Description of Design : The design of the stamp is vertical and depicts the portrait of the Chhatrapati Shri Shivaji Maharaj.
Type : Stamp, Postal Used
Colour : Multi-colour
Denomination : 20 Paise
Overall Size : 3.91 X 2.90 cms.
Printing Size : 3.56 X 2.54 cms.
Perforation : 13 x 13
Watermark : Unwatermarked HS–2 Coated paper
Number Printed : 30,00,000
Number per issue sheet : 35
Printing Process : Photogravure
Designed and Printed at : India Security Press
Name : Shivaji Bhonsle I
Born on Apr, 1627 at Shivneri Fort, near Pune, India [then Maratha Empire]
Died on Apr 4, 1680 at Raigad Fort, Raigad, Maharashtra, India [then Maratha Empire]
- Shivaji stands out in Indian history as a great patriot, an intrepid soldier and an enlightened ruler. His name has been a source of inspiration to all freedom fighters in this country. His brave and daring deeds have been narrated in countless stories and songs in several Indian languages.
- Shivaji was born in April 1627 at Shivneri, a hill fort in the district of Poona. His father Shahaji Bhosle was a doughty warrior and had a small landed estate around Poona where young Shivaji grew up. His mother, Jijabai, was a woman of austere and religious temperament. Her constant companionship, advice and reading of Hindu scriptures instilled in young Shivaji’s mind a burning hatred for wrong and injustice, a pride in the past glory of his country and an intense desire to carve out an independent kingdom.
- By daring military exploits, Shivaji captured several forts, built others and brought the surrounding country under his control. He defeated the Adil Shahi forces sent out to destroy him. His career of conquest brought him in conflict with the mighty Moghul Empire. Within a short span of a few years he was the master of an extensive territory. The auspicious day of 2nd June 1674 Shivaji had his Coronation with resplendent ceremony at Raigad. In the remaining six years of his life, he overwhelmed his foes and gave much thought to the organisation of his administration. He died on 4th April, 1680.
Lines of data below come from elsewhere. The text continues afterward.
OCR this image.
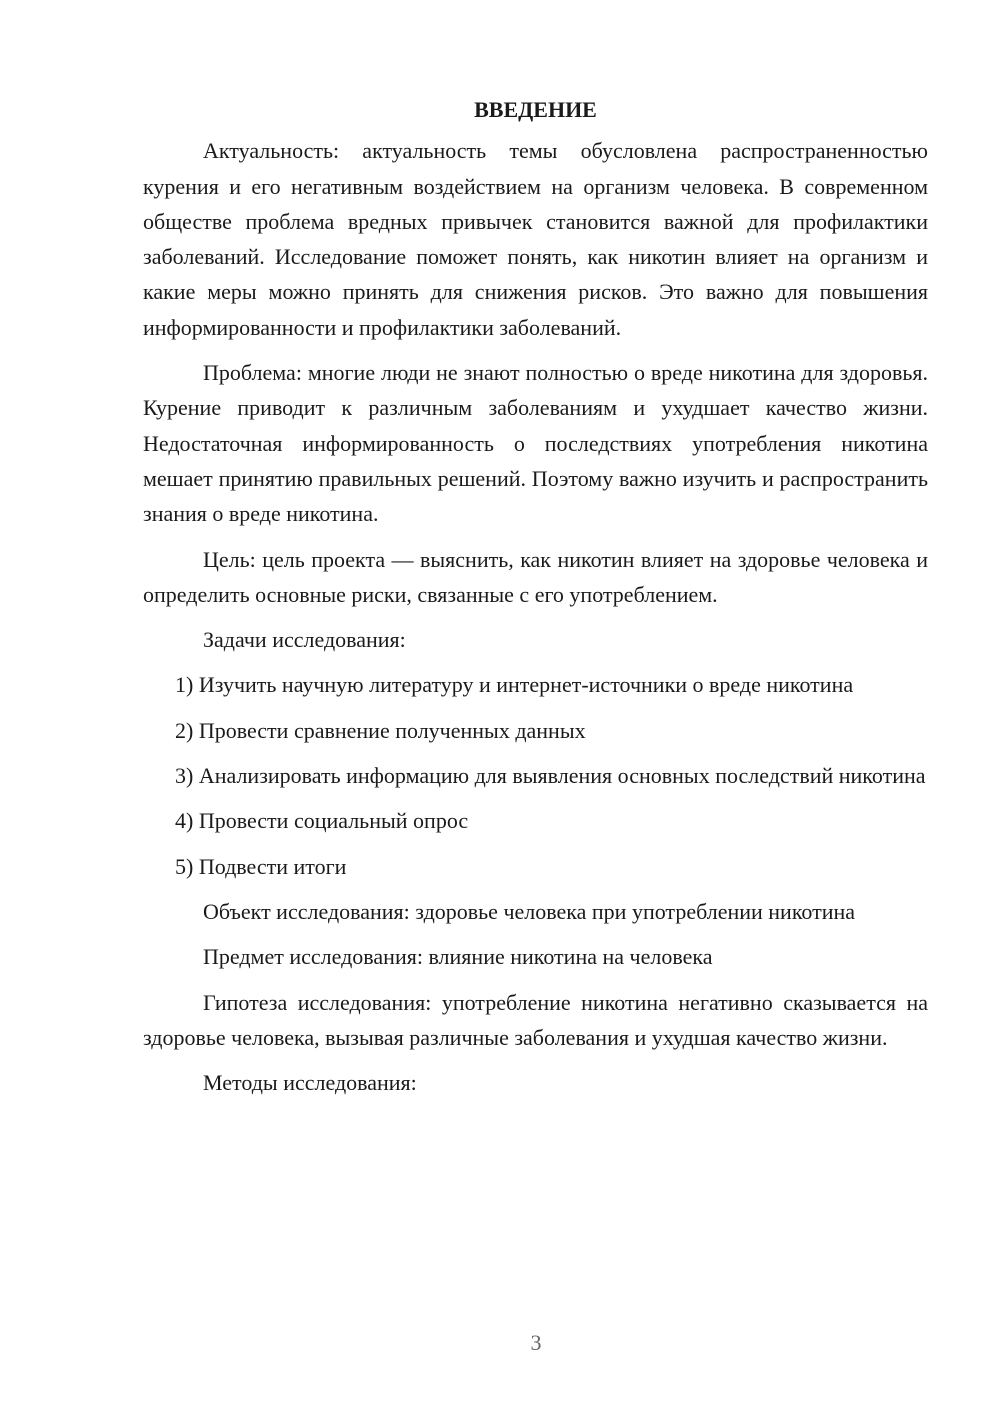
ВВЕДЕНИЕ

Актуальность: актуальность темы обусловлена распространенностью курения и его негативным воздействием на организм человека. В современном обществе проблема вредных привычек становится важной для профилактики заболеваний. Исследование поможет понять, как никотин влияет на организм и какие меры можно принять для снижения рисков. Это важно для повышения информированности и профилактики заболеваний.

Проблема: многие люди не знают полностью о вреде никотина для здоровья. Курение приводит к различным заболеваниям и ухудшает качество жизни. Недостаточная информированность о последствиях употребления никотина мешает принятию правильных решений. Поэтому важно изучить и распространить знания о вреде никотина.

Цель: цель проекта — выяснить, как никотин влияет на здоровье человека и определить основные риски, связанные с его употреблением.

Задачи исследования:

1) Изучить научную литературу и интернет-источники о вреде никотина

2) Провести сравнение полученных данных

3) Анализировать информацию для выявления основных последствий никотина

4) Провести социальный опрос

5) Подвести итоги

Объект исследования: здоровье человека при употреблении никотина

Предмет исследования: влияние никотина на человека

Гипотеза исследования: употребление никотина негативно сказывается на здоровье человека, вызывая различные заболевания и ухудшая качество жизни.

Методы исследования:

3
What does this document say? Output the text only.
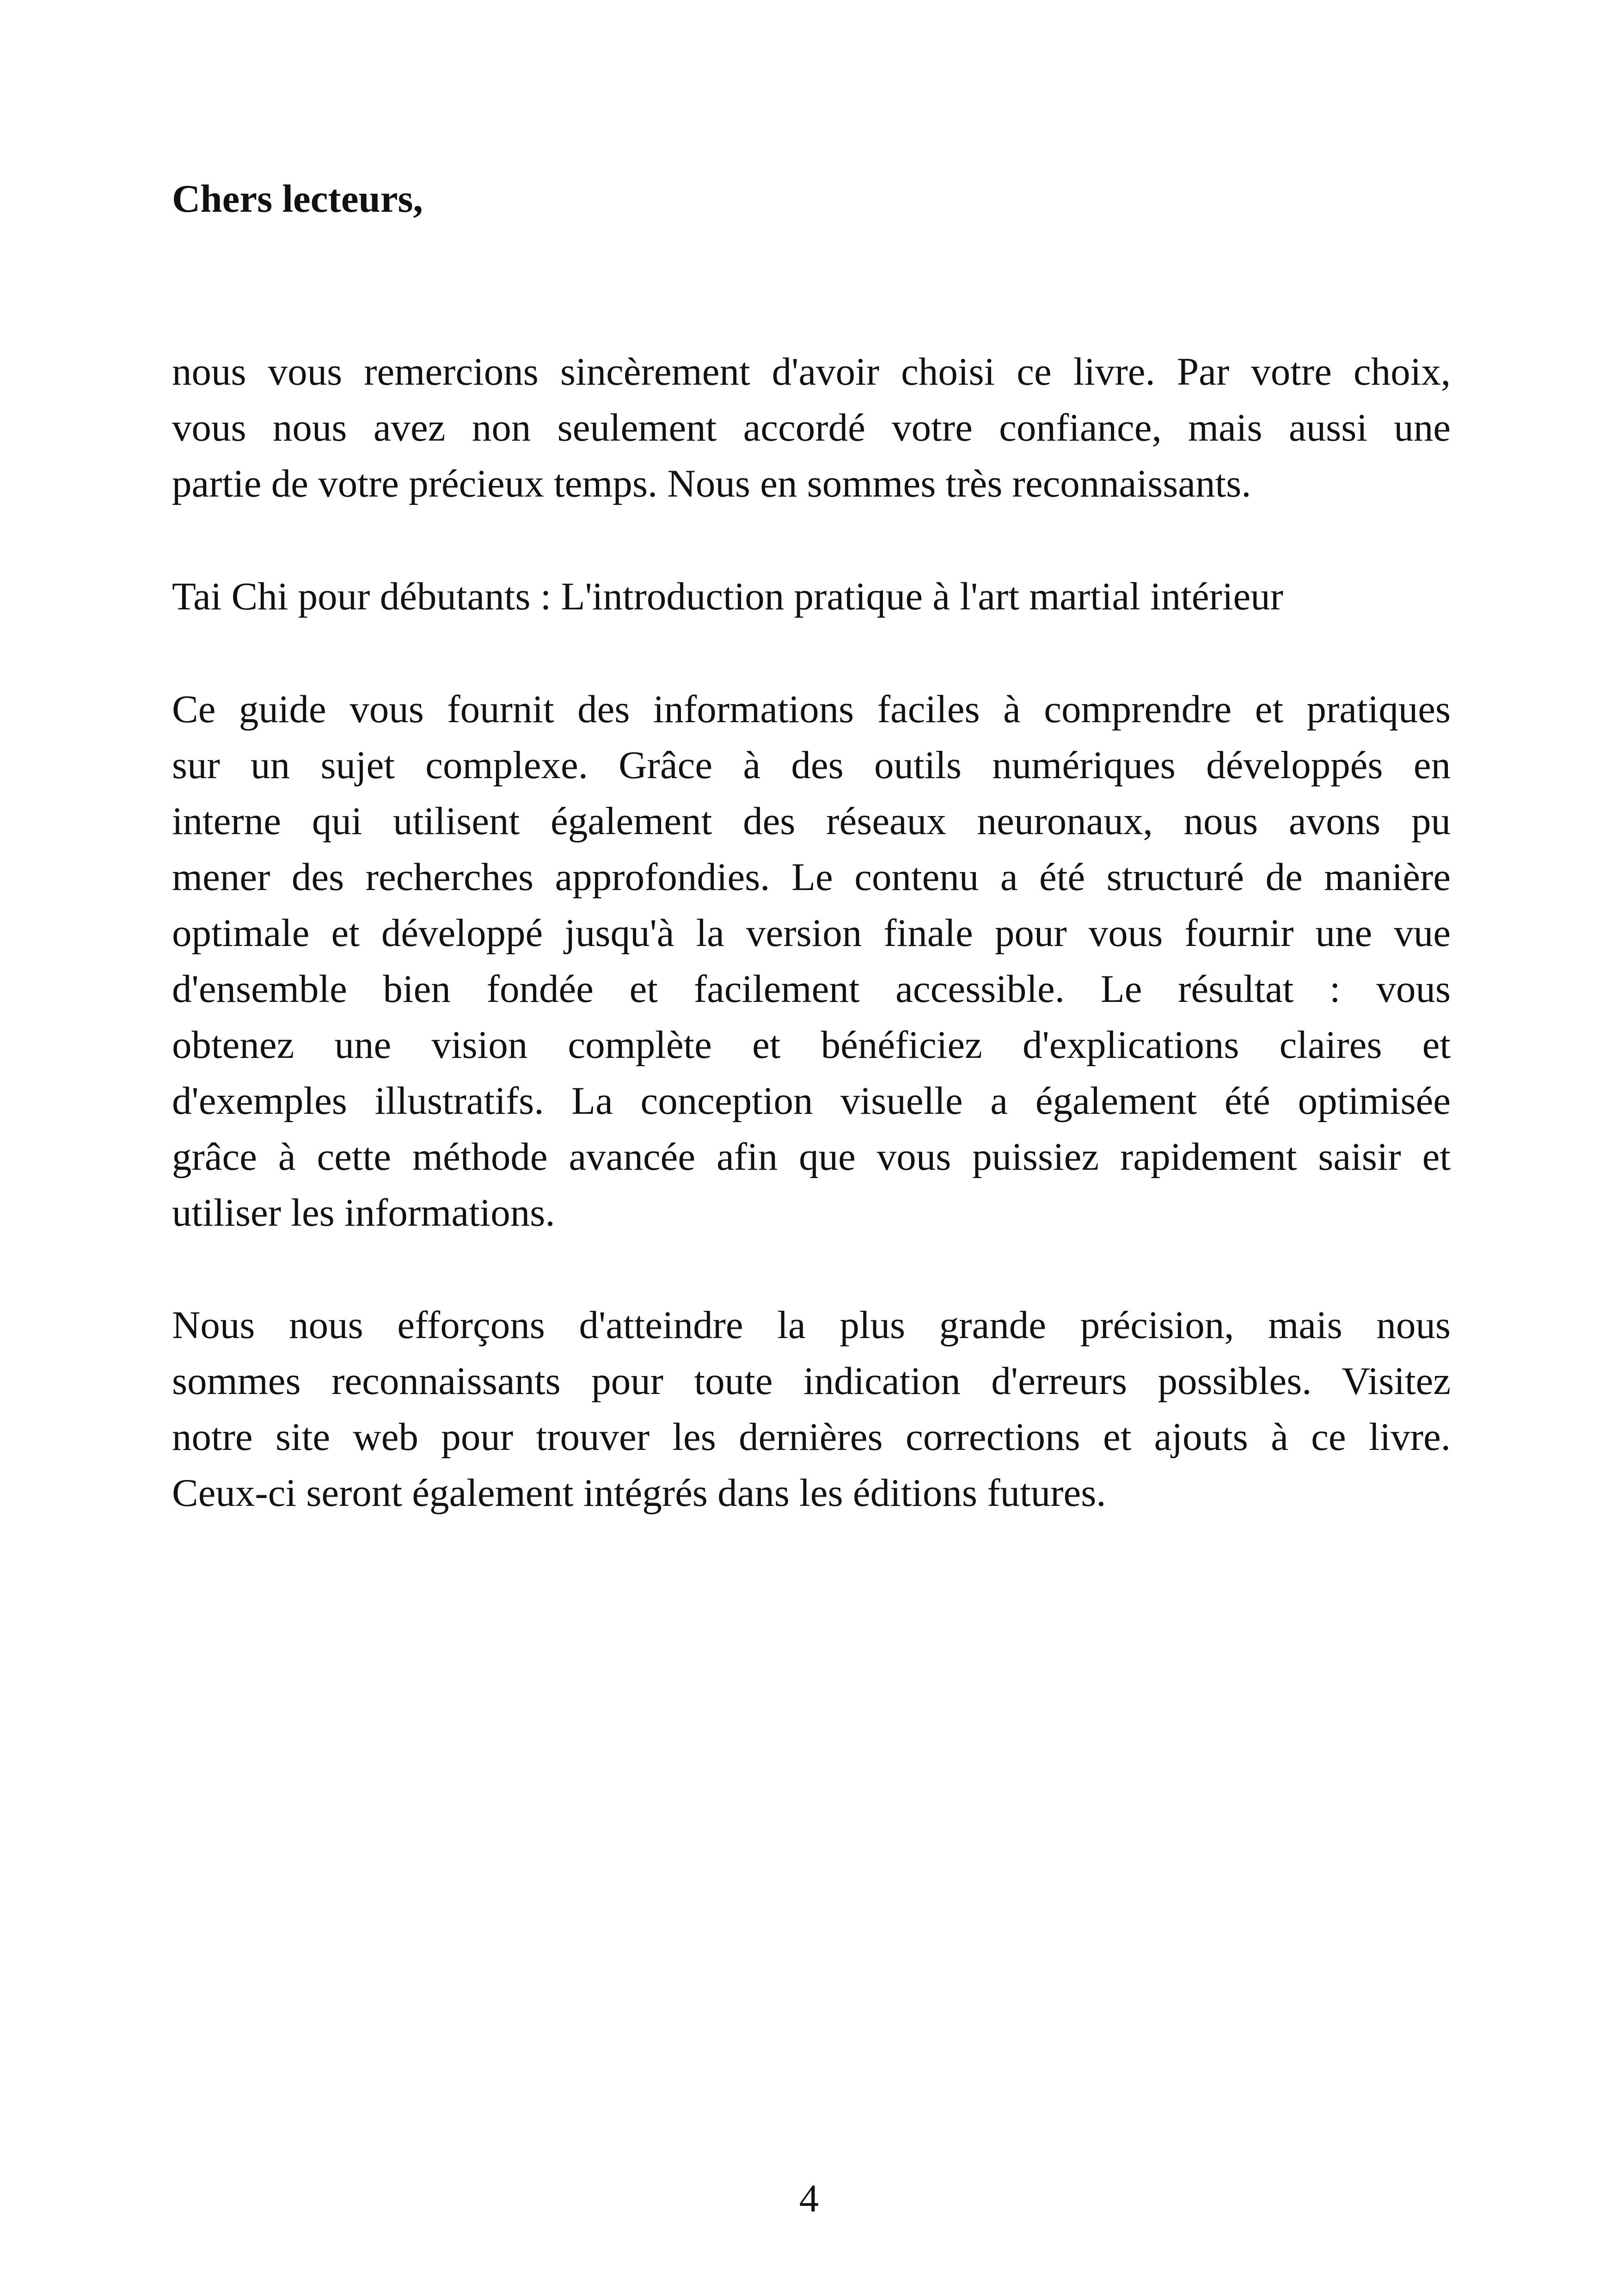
Chers lecteurs,

nous vous remercions sincèrement d'avoir choisi ce livre. Par votre choix,
vous nous avez non seulement accordé votre confiance, mais aussi une
partie de votre précieux temps. Nous en sommes très reconnaissants.

Tai Chi pour débutants : L'introduction pratique à l'art martial intérieur

Ce guide vous fournit des informations faciles à comprendre et pratiques
sur un sujet complexe. Grâce à des outils numériques développés en
interne qui utilisent également des réseaux neuronaux, nous avons pu
mener des recherches approfondies. Le contenu a été structuré de manière
optimale et développé jusqu'à la version finale pour vous fournir une vue
d'ensemble bien fondée et facilement accessible. Le résultat : vous
obtenez une vision complète et bénéficiez d'explications claires et
d'exemples illustratifs. La conception visuelle a également été optimisée
grâce à cette méthode avancée afin que vous puissiez rapidement saisir et
utiliser les informations.

Nous nous efforçons d'atteindre la plus grande précision, mais nous
sommes reconnaissants pour toute indication d'erreurs possibles. Visitez
notre site web pour trouver les dernières corrections et ajouts à ce livre.
Ceux-ci seront également intégrés dans les éditions futures.

4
- Shivaji was not only a military conqueror but also a great ruler. Aided by his Council of eight Ministers – Ashtapradhan – he gave his kingdom an efficient administration, a disciplined army and navy and a public life based on justice, equity and equality.
- The famous Indian historian, Jadunath Sarkar, has this to say of Shivaji: “His reign brought peace and order to his country, assured the protection of women’s honour and the religion of all sects without distinction, extended the royal patronage to the truly pious men of all creeds and presented equal opportunities to all his subjects by opening the public service to talent irrespective of caste or creed. This was the ideal policy for a State with a composite population like India”.